François Miquet-Marty : On observe des attentes très fortes d’éthiques et de comportements vertueux. Aujourd’hui 65 % des français qui considèrent que les hommes politiques ne sont pas honnêtes. Ce qui est faux en réalité les hommes politiques sont plus honnêtes que cela. Mais on note cette image-là. Si on se dit que les hommes politiques ne sont pas honnêtes cela signifie qu’on ne peut pas leur faire confiance, et donc qu’il n’est pas nécessaire de voter pour eux. La question de l’éthique est donc prépondérante. Elle passe par des comportements moraux : on ne mélange pas la finance et le bien public. Cela passe aussi par une mise en cohérence d’un projet, et de mesures qui sont réalisées. Cela paraît banal mais je crois que ça ne l’est pas. On rencontre beaucoup de gens dans les études qu’on peut faire qui en réalité ne savent pas ce que font les dirigeants politiques. D’où un discours extrêmement répandu qui consiste à dire que les dirigeants ne font rien. Aujourd’hui là encore 60 % des français qui estiment que les hommes politiques ne se préoccupent pas des problèmes des français.
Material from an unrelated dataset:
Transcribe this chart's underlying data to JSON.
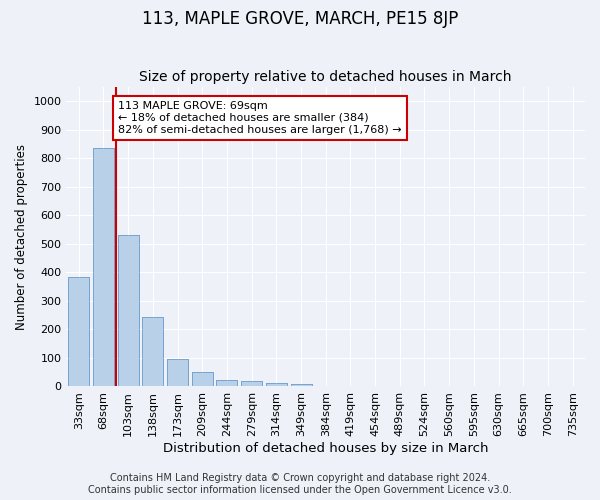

G2G : D’où vient le sentiment d’indifférence vis à vis de l’action politique ?

François Miquet-Marty : Il vient je pense en partie de l’ignorance du travail mené. Des gens votent aux élections municipales sans savoir ce que fait leur maire. Il y a un premier élément très simple qui est une attente de compte-rendu. Au fond on attend dans la perspective démocratique que les élus rendent compte de façon systématique de leur travail. Ensuite il y a des attentes sectorielles ; environnement, pouvoir d’achat… Et puis on note des attentes plus profondes encore, qui portent sur la capacité de la gauche au cours des années qui viennent à refaire société. C’est à dire à faire dialoguer les gens entre eux, à briser les solitudes de citoyens qui estiment qu’ils le sont en droit, mais pas en réalité. Un projet donc qui réunissent les citoyens par des assemblées, des participations, et qui en même temps fasse société.
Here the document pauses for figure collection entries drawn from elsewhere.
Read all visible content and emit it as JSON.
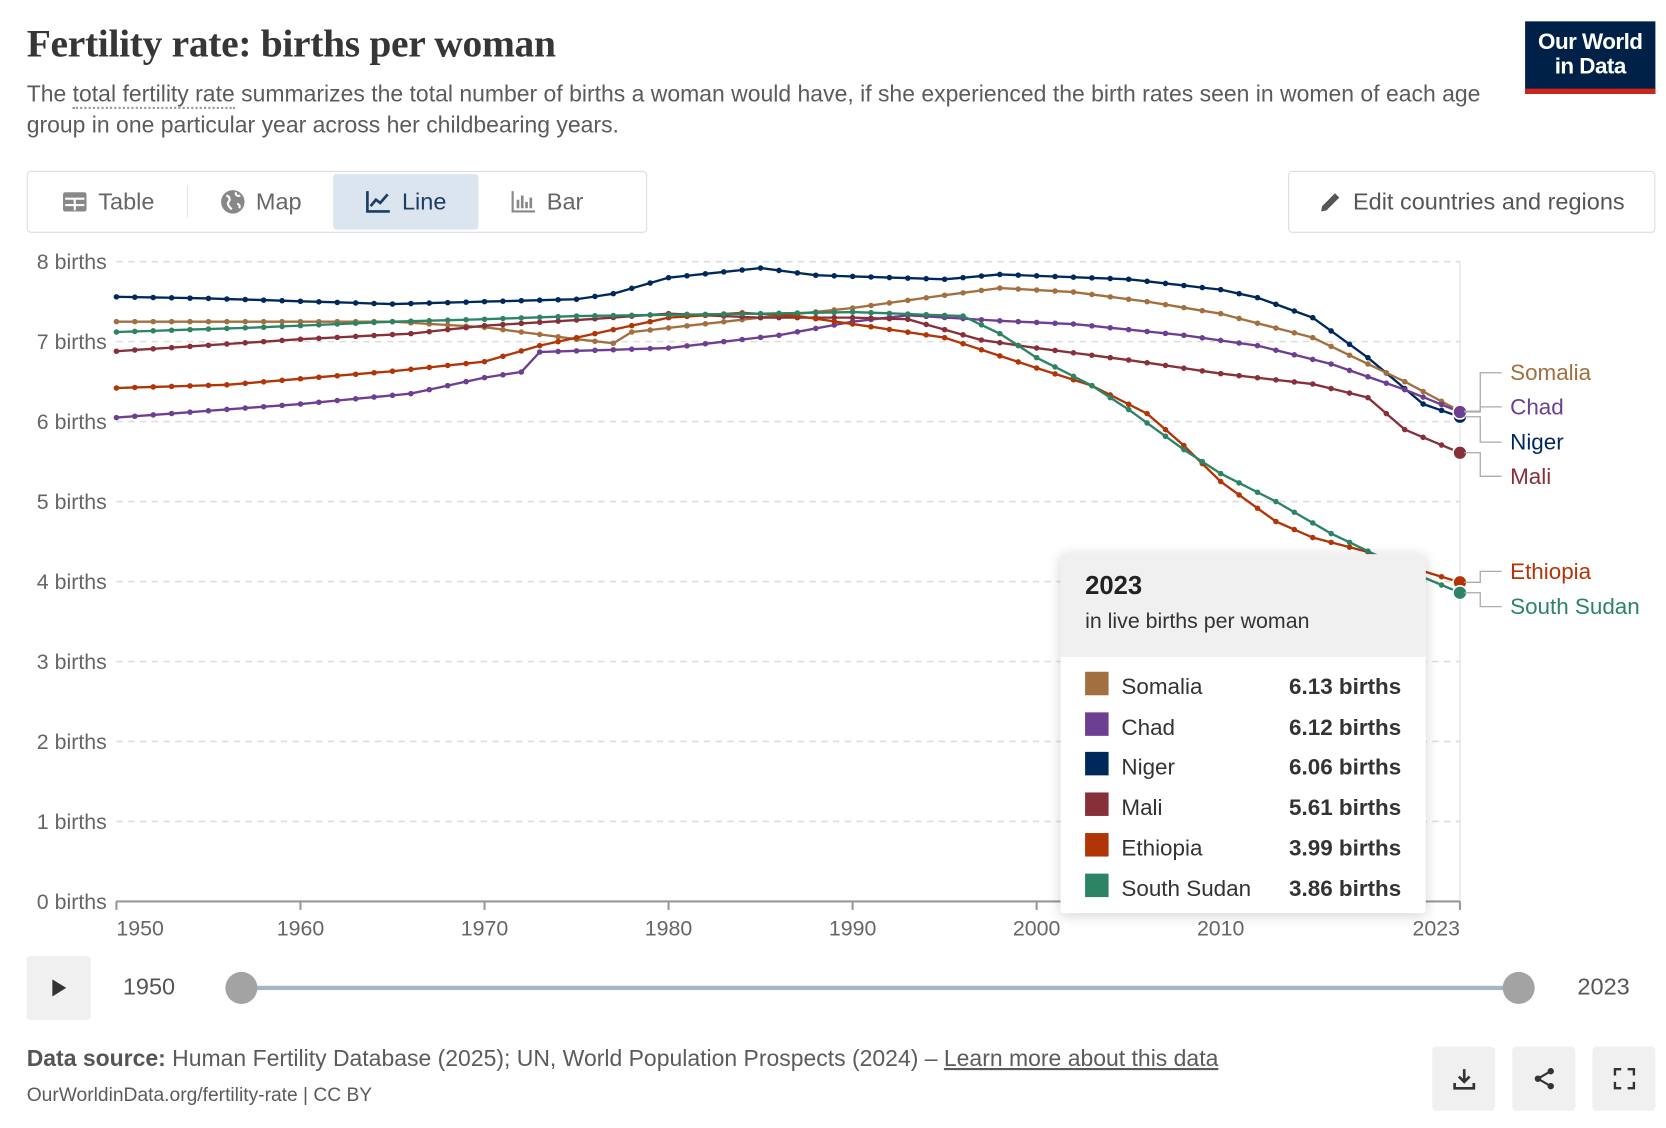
{
  "header": {
    "title": "Fertility rate: births per woman",
    "subtitle_before": "The ",
    "subtitle_link": "total fertility rate",
    "subtitle_after": " summarizes the total number of births a woman would have, if she experienced the birth rates seen in women of each age group in one particular year across her childbearing years.",
    "logo": "Our World in Data"
  },
  "tabs": [
    {
      "label": "Table",
      "icon": "table-icon"
    },
    {
      "label": "Map",
      "icon": "globe-icon"
    },
    {
      "label": "Line",
      "icon": "line-chart-icon",
      "active": true
    },
    {
      "label": "Bar",
      "icon": "bar-chart-icon"
    }
  ],
  "edit_button": "Edit countries and regions",
  "chart_data": {
    "type": "line",
    "ylabel": "births",
    "yticks": [
      "0 births",
      "1 births",
      "2 births",
      "3 births",
      "4 births",
      "5 births",
      "6 births",
      "7 births",
      "8 births"
    ],
    "ylim": [
      0,
      8
    ],
    "xlim": [
      1950,
      2023
    ],
    "xticks": [
      "1950",
      "1960",
      "1970",
      "1980",
      "1990",
      "2000",
      "2010",
      "2023"
    ],
    "grid": "horizontal-dashed",
    "legend": "right-end-labels",
    "series": [
      {
        "name": "Niger",
        "color": "#00295b",
        "points": [
          [
            1950,
            7.56
          ],
          [
            1955,
            7.54
          ],
          [
            1965,
            7.47
          ],
          [
            1975,
            7.53
          ],
          [
            1977,
            7.6
          ],
          [
            1980,
            7.8
          ],
          [
            1985,
            7.92
          ],
          [
            1988,
            7.83
          ],
          [
            1995,
            7.78
          ],
          [
            1998,
            7.84
          ],
          [
            2005,
            7.78
          ],
          [
            2010,
            7.65
          ],
          [
            2012,
            7.55
          ],
          [
            2015,
            7.3
          ],
          [
            2018,
            6.8
          ],
          [
            2021,
            6.22
          ],
          [
            2023,
            6.06
          ]
        ]
      },
      {
        "name": "Somalia",
        "color": "#a2703f",
        "points": [
          [
            1950,
            7.25
          ],
          [
            1965,
            7.25
          ],
          [
            1970,
            7.18
          ],
          [
            1975,
            7.03
          ],
          [
            1977,
            6.98
          ],
          [
            1978,
            7.12
          ],
          [
            1985,
            7.3
          ],
          [
            1990,
            7.42
          ],
          [
            1995,
            7.58
          ],
          [
            1998,
            7.67
          ],
          [
            2002,
            7.62
          ],
          [
            2006,
            7.5
          ],
          [
            2010,
            7.35
          ],
          [
            2015,
            7.05
          ],
          [
            2020,
            6.5
          ],
          [
            2023,
            6.13
          ]
        ]
      },
      {
        "name": "Chad",
        "color": "#6d3e91",
        "points": [
          [
            1950,
            6.05
          ],
          [
            1960,
            6.22
          ],
          [
            1966,
            6.35
          ],
          [
            1970,
            6.55
          ],
          [
            1972,
            6.62
          ],
          [
            1973,
            6.87
          ],
          [
            1980,
            6.92
          ],
          [
            1986,
            7.08
          ],
          [
            1990,
            7.25
          ],
          [
            1993,
            7.33
          ],
          [
            1998,
            7.26
          ],
          [
            2002,
            7.22
          ],
          [
            2008,
            7.08
          ],
          [
            2012,
            6.95
          ],
          [
            2016,
            6.72
          ],
          [
            2020,
            6.4
          ],
          [
            2023,
            6.12
          ]
        ]
      },
      {
        "name": "Mali",
        "color": "#883039",
        "points": [
          [
            1950,
            6.88
          ],
          [
            1960,
            7.03
          ],
          [
            1966,
            7.1
          ],
          [
            1970,
            7.2
          ],
          [
            1975,
            7.27
          ],
          [
            1980,
            7.35
          ],
          [
            1985,
            7.3
          ],
          [
            1990,
            7.3
          ],
          [
            1993,
            7.28
          ],
          [
            1997,
            7.02
          ],
          [
            2000,
            6.92
          ],
          [
            2005,
            6.77
          ],
          [
            2010,
            6.6
          ],
          [
            2015,
            6.47
          ],
          [
            2018,
            6.3
          ],
          [
            2019,
            6.1
          ],
          [
            2020,
            5.9
          ],
          [
            2023,
            5.61
          ]
        ]
      },
      {
        "name": "Ethiopia",
        "color": "#b13507",
        "points": [
          [
            1950,
            6.42
          ],
          [
            1956,
            6.46
          ],
          [
            1965,
            6.63
          ],
          [
            1970,
            6.75
          ],
          [
            1973,
            6.95
          ],
          [
            1976,
            7.1
          ],
          [
            1980,
            7.3
          ],
          [
            1984,
            7.36
          ],
          [
            1987,
            7.32
          ],
          [
            1990,
            7.22
          ],
          [
            1995,
            7.05
          ],
          [
            2000,
            6.67
          ],
          [
            2003,
            6.45
          ],
          [
            2006,
            6.1
          ],
          [
            2008,
            5.7
          ],
          [
            2010,
            5.25
          ],
          [
            2013,
            4.75
          ],
          [
            2015,
            4.55
          ],
          [
            2018,
            4.37
          ],
          [
            2020,
            4.2
          ],
          [
            2023,
            3.99
          ]
        ]
      },
      {
        "name": "South Sudan",
        "color": "#2c8465",
        "points": [
          [
            1950,
            7.12
          ],
          [
            1958,
            7.18
          ],
          [
            1965,
            7.25
          ],
          [
            1970,
            7.28
          ],
          [
            1975,
            7.32
          ],
          [
            1985,
            7.35
          ],
          [
            1990,
            7.37
          ],
          [
            1996,
            7.32
          ],
          [
            1998,
            7.1
          ],
          [
            2000,
            6.8
          ],
          [
            2003,
            6.45
          ],
          [
            2005,
            6.15
          ],
          [
            2008,
            5.65
          ],
          [
            2010,
            5.35
          ],
          [
            2013,
            5.0
          ],
          [
            2016,
            4.6
          ],
          [
            2018,
            4.38
          ],
          [
            2020,
            4.15
          ],
          [
            2023,
            3.86
          ]
        ]
      }
    ],
    "end_labels": [
      "Somalia",
      "Chad",
      "Niger",
      "Mali",
      "Ethiopia",
      "South Sudan"
    ]
  },
  "tooltip": {
    "year": "2023",
    "unit": "in live births per woman",
    "rows": [
      {
        "name": "Somalia",
        "value": "6.13 births",
        "color": "#a2703f"
      },
      {
        "name": "Chad",
        "value": "6.12 births",
        "color": "#6d3e91"
      },
      {
        "name": "Niger",
        "value": "6.06 births",
        "color": "#00295b"
      },
      {
        "name": "Mali",
        "value": "5.61 births",
        "color": "#883039"
      },
      {
        "name": "Ethiopia",
        "value": "3.99 births",
        "color": "#b13507"
      },
      {
        "name": "South Sudan",
        "value": "3.86 births",
        "color": "#2c8465"
      }
    ]
  },
  "timeline": {
    "start": "1950",
    "end": "2023",
    "start_fraction": 0,
    "end_fraction": 1
  },
  "footer": {
    "source_label": "Data source:",
    "source_text": " Human Fertility Database (2025); UN, World Population Prospects (2024) – ",
    "source_link": "Learn more about this data",
    "url": "OurWorldinData.org/fertility-rate | CC BY"
  }
}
G2G : Justement, cette gauche, où en est-elle de sa recomposition ?

François Miquet-Marty : Le fractionnement de la gauche est réel car il repose sur des valeurs différentes. On distingue cinq familles. Une gauche antilibérale, une gauche interventionniste, une gauche sociale-libérale, une gauche écologiste, et une gauche attachée à l’ordre. Ces sensibilités ne sont pas des sensibilités de partis politiques, ce sont des sensibilités qui distinguent les sympathisants de gauche eux-mêmes. Cette distinction ne se fait pas sur des étiquettes, on ne demande pas aux gens de quel parti ou de quel leader ils se sentent proches. Cela se fait en fonction des valeurs qui leur paraissent prioritaires. Ensuite ce qui est frappant, c’est ce phénomène inédit qui voit converger les différentes sensibilités de la gauche. Autrement dit, les différences entre les sympathisants de gauche s’atténuent. C’est une conséquence de la crise. Aujourd’hui nous avons des priorités fortes, qui sont proclamées par la totalité des sympathisants de gauche : la régulation, l’environnement, la question de l’éthique qui revient de façon récurente… des éléments qui apparaissent donc beaucoup plus fédérateurs que ne pouvaient l’être des principes généraux tels que la justice sociale, l’égalité ou la réduction des inégalités telle qu’elle pouvait être professée dans les années 1980. Donc aujourd’hui on a cinq familles de la gauche qui convergent à la faveur de la crise. On a au fond des sympathisants de gauche qui dans l’ensemble reconnaissent que la crise de ces dernières années a révélé un monde dont on ne veut pas, ce qui génère effectivement l’aspiration à une société meilleure.